Moscow, 27 November 1997 (RFE/RL) - Russia's financial position is in serious jeopardy, a Western finance advisor commented, in the wake of the sharp fall in this week's auction of Russian treasury bills.

The weekly auction (yesterday, Nov 26) of 12-month bonds by the Ministry of Finance resulted in the placement of units worth $661 million at a yield of 28 percent. This compares with treasury bill issues in October and earlier months of double that amount.

"This is a huge under-funding," a Moscow market analyst tell RFE/RL, noting that even the jump in interest rates from the October low of 17 percent has proved insufficient to attract investors.

The Russian Central Bank has admitted intervening in the market, selling hard-currency reserves that were estimated at around $22 billion in October. However, even Central Bank purchasing of Russian treasury bills has proved inadequate, and government interest rates are still too low to fund the current budget deficit. This continues to grow, officials say, as tax revenues fall short of target.

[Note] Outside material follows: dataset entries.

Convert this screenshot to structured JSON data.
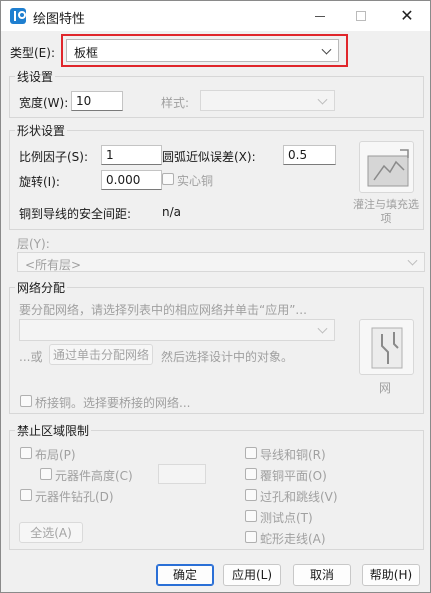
{
  "window": {
    "title": "绘图特性",
    "minimize_icon": "minimize-icon",
    "maximize_icon": "maximize-icon",
    "close_icon": "close-icon"
  },
  "type_field": {
    "label": "类型(E):",
    "value": "板框"
  },
  "line_settings": {
    "legend": "线设置",
    "width_label": "宽度(W):",
    "width_value": "10",
    "style_label": "样式:",
    "style_value": ""
  },
  "shape_settings": {
    "legend": "形状设置",
    "scale_label": "比例因子(S):",
    "scale_value": "1",
    "arc_error_label": "圆弧近似误差(X):",
    "arc_error_value": "0.5",
    "rotation_label": "旋转(I):",
    "rotation_value": "0.000",
    "solid_copper_label": "实心铜",
    "clearance_label": "铜到导线的安全间距:",
    "clearance_value": "n/a",
    "fill_button_label": "灌注与填充选项"
  },
  "layer": {
    "label": "层(Y):",
    "value": "<所有层>"
  },
  "net_assignment": {
    "legend": "网络分配",
    "hint": "要分配网络，请选择列表中的相应网络并单击“应用”...",
    "net_value": "",
    "or_text": "...或",
    "click_assign_label": "通过单击分配网络",
    "after_text": "然后选择设计中的对象。",
    "net_button_label": "网",
    "bridge_label": "桥接铜。选择要桥接的网络..."
  },
  "keepout": {
    "legend": "禁止区域限制",
    "placement_label": "布局(P)",
    "component_height_label": "元器件高度(C)",
    "component_height_value": "",
    "drill_label": "元器件钻孔(D)",
    "trace_copper_label": "导线和铜(R)",
    "plane_label": "覆铜平面(O)",
    "via_label": "过孔和跳线(V)",
    "testpoint_label": "测试点(T)",
    "serpentine_label": "蛇形走线(A)",
    "select_all_label": "全选(A)"
  },
  "footer": {
    "ok_label": "确定",
    "apply_label": "应用(L)",
    "cancel_label": "取消",
    "help_label": "帮助(H)"
  },
  "colors": {
    "accent": "#2a6fd6",
    "highlight": "#e0262b"
  }
}
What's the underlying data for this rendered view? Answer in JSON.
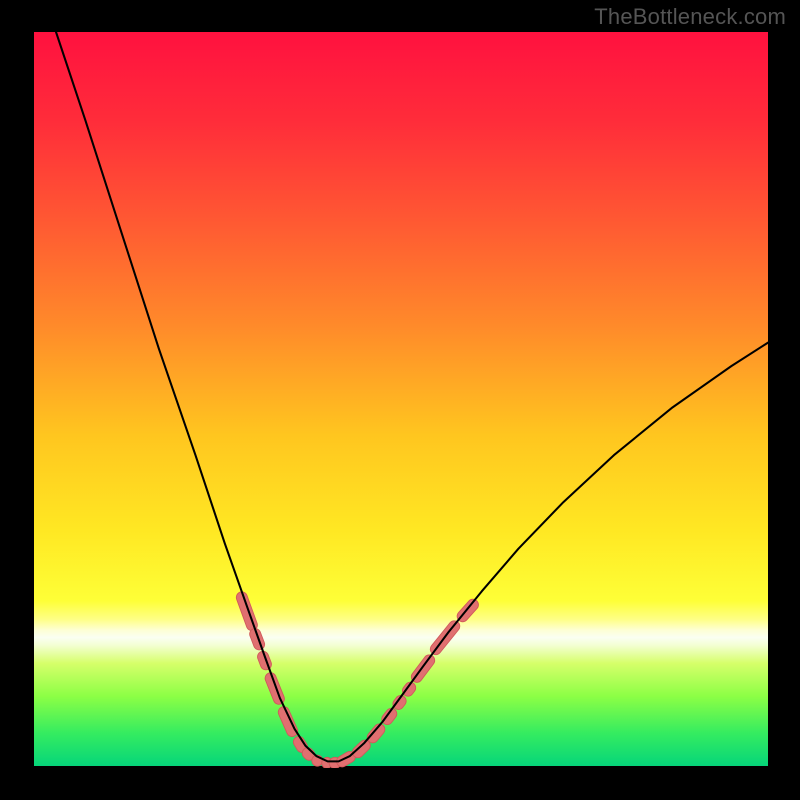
{
  "watermark": "TheBottleneck.com",
  "colors": {
    "frame": "#000000",
    "watermark_text": "#555555",
    "curve_stroke": "#000000",
    "marker_fill": "#e06f70",
    "marker_stroke": "#d05a5a",
    "gradient_stops": [
      {
        "offset": 0.0,
        "color": "#ff113f"
      },
      {
        "offset": 0.12,
        "color": "#ff2c3a"
      },
      {
        "offset": 0.25,
        "color": "#ff5633"
      },
      {
        "offset": 0.4,
        "color": "#ff8a2a"
      },
      {
        "offset": 0.55,
        "color": "#ffc61f"
      },
      {
        "offset": 0.68,
        "color": "#ffe823"
      },
      {
        "offset": 0.775,
        "color": "#feff37"
      },
      {
        "offset": 0.8,
        "color": "#feff85"
      },
      {
        "offset": 0.815,
        "color": "#fdffd5"
      },
      {
        "offset": 0.825,
        "color": "#fafff2"
      },
      {
        "offset": 0.835,
        "color": "#f4ffd5"
      },
      {
        "offset": 0.86,
        "color": "#d6ff6a"
      },
      {
        "offset": 0.905,
        "color": "#8cff45"
      },
      {
        "offset": 0.955,
        "color": "#35ec60"
      },
      {
        "offset": 1.0,
        "color": "#06d57a"
      }
    ]
  },
  "chart_data": {
    "type": "line",
    "title": "",
    "xlabel": "",
    "ylabel": "",
    "x_range": [
      0,
      100
    ],
    "y_range": [
      0,
      100
    ],
    "curve_points": [
      {
        "x": 3.0,
        "y": 100.0
      },
      {
        "x": 7.0,
        "y": 88.0
      },
      {
        "x": 12.0,
        "y": 72.5
      },
      {
        "x": 17.0,
        "y": 57.0
      },
      {
        "x": 22.0,
        "y": 42.5
      },
      {
        "x": 26.0,
        "y": 30.5
      },
      {
        "x": 29.0,
        "y": 22.0
      },
      {
        "x": 31.5,
        "y": 15.0
      },
      {
        "x": 33.5,
        "y": 9.5
      },
      {
        "x": 35.5,
        "y": 5.3
      },
      {
        "x": 37.0,
        "y": 3.0
      },
      {
        "x": 38.5,
        "y": 1.6
      },
      {
        "x": 40.0,
        "y": 0.9
      },
      {
        "x": 41.5,
        "y": 0.9
      },
      {
        "x": 43.0,
        "y": 1.6
      },
      {
        "x": 45.0,
        "y": 3.4
      },
      {
        "x": 47.5,
        "y": 6.3
      },
      {
        "x": 50.0,
        "y": 9.7
      },
      {
        "x": 53.0,
        "y": 13.8
      },
      {
        "x": 56.5,
        "y": 18.5
      },
      {
        "x": 61.0,
        "y": 24.0
      },
      {
        "x": 66.0,
        "y": 29.8
      },
      {
        "x": 72.0,
        "y": 36.0
      },
      {
        "x": 79.0,
        "y": 42.5
      },
      {
        "x": 87.0,
        "y": 49.0
      },
      {
        "x": 95.0,
        "y": 54.6
      },
      {
        "x": 100.0,
        "y": 57.8
      }
    ],
    "markers": [
      {
        "x": 29.0,
        "y": 21.3,
        "len": 5.5,
        "angle": -70
      },
      {
        "x": 30.4,
        "y": 17.5,
        "len": 3.0,
        "angle": -69
      },
      {
        "x": 31.4,
        "y": 14.6,
        "len": 2.6,
        "angle": -69
      },
      {
        "x": 32.8,
        "y": 10.8,
        "len": 4.5,
        "angle": -68
      },
      {
        "x": 34.6,
        "y": 6.3,
        "len": 4.3,
        "angle": -66
      },
      {
        "x": 36.3,
        "y": 3.2,
        "len": 2.3,
        "angle": -58
      },
      {
        "x": 37.4,
        "y": 1.9,
        "len": 1.8,
        "angle": -45
      },
      {
        "x": 38.6,
        "y": 1.0,
        "len": 1.5,
        "angle": -22
      },
      {
        "x": 39.9,
        "y": 0.7,
        "len": 1.4,
        "angle": -5
      },
      {
        "x": 41.0,
        "y": 0.7,
        "len": 1.6,
        "angle": 10
      },
      {
        "x": 42.5,
        "y": 1.2,
        "len": 2.7,
        "angle": 30
      },
      {
        "x": 44.6,
        "y": 2.6,
        "len": 2.8,
        "angle": 44
      },
      {
        "x": 46.6,
        "y": 4.7,
        "len": 2.9,
        "angle": 50
      },
      {
        "x": 48.4,
        "y": 7.0,
        "len": 2.4,
        "angle": 52
      },
      {
        "x": 49.8,
        "y": 8.9,
        "len": 2.0,
        "angle": 53
      },
      {
        "x": 51.1,
        "y": 10.7,
        "len": 2.0,
        "angle": 53
      },
      {
        "x": 53.0,
        "y": 13.5,
        "len": 4.3,
        "angle": 53
      },
      {
        "x": 56.0,
        "y": 17.7,
        "len": 5.5,
        "angle": 51
      },
      {
        "x": 59.1,
        "y": 21.4,
        "len": 3.6,
        "angle": 48
      }
    ]
  }
}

"The authorities will have to tighten fiscal policy to increase the influx of taxes to the budget," Central Bank chairman Sergei Dubinin has declared.

President Boris Yeltsin has called an unusual meeting of government ministers to address this and other problems at the Kremlin next week (Monday, Dec 1), but the Russian press has already dismissed this, and Dubinin's claim, as an unrealistic show for public consumption.

Meantime, our correspondent reports, teams of government officials and representatives of Russia's leading commercial banks have been in London, New York, and Washington, seeking emergency lending to stave off still worse news. And, Germany's Chancellor Helmut Kohl will consider the Russian appeal for emergency funding after his planned meeting with Yeltsin this weekend (Sun, Nov 30).

The International Monetary Fund (IMF) suspended disbursement of its more than $10 billion loan to Russia in October, saying the government needs to do more to cut the deficit and increase tax revenues. Russian officials are now telling the IMF, as well as the Clinton Administration, that action is needed to restore investor confidence, and staunch the outflow of private American capital from Russia.

An estimated $5 billion in mostly American portfolio investment has been withdrawn from the Russian stock and securities markets, since the crisis in market confidence started in Asia and moved to Wall Street last month.

Russian commercial banks are believed to have borrowed abroad to finance share purchases, in the expectation of rapid gains in share prices and continuing inflow of American money. Instead, the Moscow share price index has fallen by about 33 percent. International bankers say their Russian bank clients have admitted losses, without saying how much.

A sharp contraction in Russian bank liquidity is a sensitive matter for the Central Bank and the banks themselves, as rumors swirl of potential insolvencies. Western and Russian bankers decline comment. However, it is known in Moscow's inter-bank lending market that some banks have had their credit lines eliminated.

A significant shift of funds has taken place from the Moscow stock market to the treasury bills market. As share prices fell, and foreign investors and the banks sold to cut their losses, the volume on the share market has fallen to half of what it was in the heady days of early October. Following the interest rate rise, turnover on the treasury bill market reached $4 billion dollars the week ending November 19. This is almost double the average weekly turnover in October.

Lack of cash has also prompted at least two major banks, Inkombank and Alfa Bank, to withdraw or suspend bids they have lodged for large state-owned stakes in two profitable oil companies, Eastern Oil and Tyumen Oil.

A Western bank consultant in Moscow tells RFE/RL he believes the pressure for higher treasury bill interest rates will continue mounting, and the political problems for the government likewise. "Wage arrears are going up again," he said. "The 1998 budget is already worthless, before it has been passed."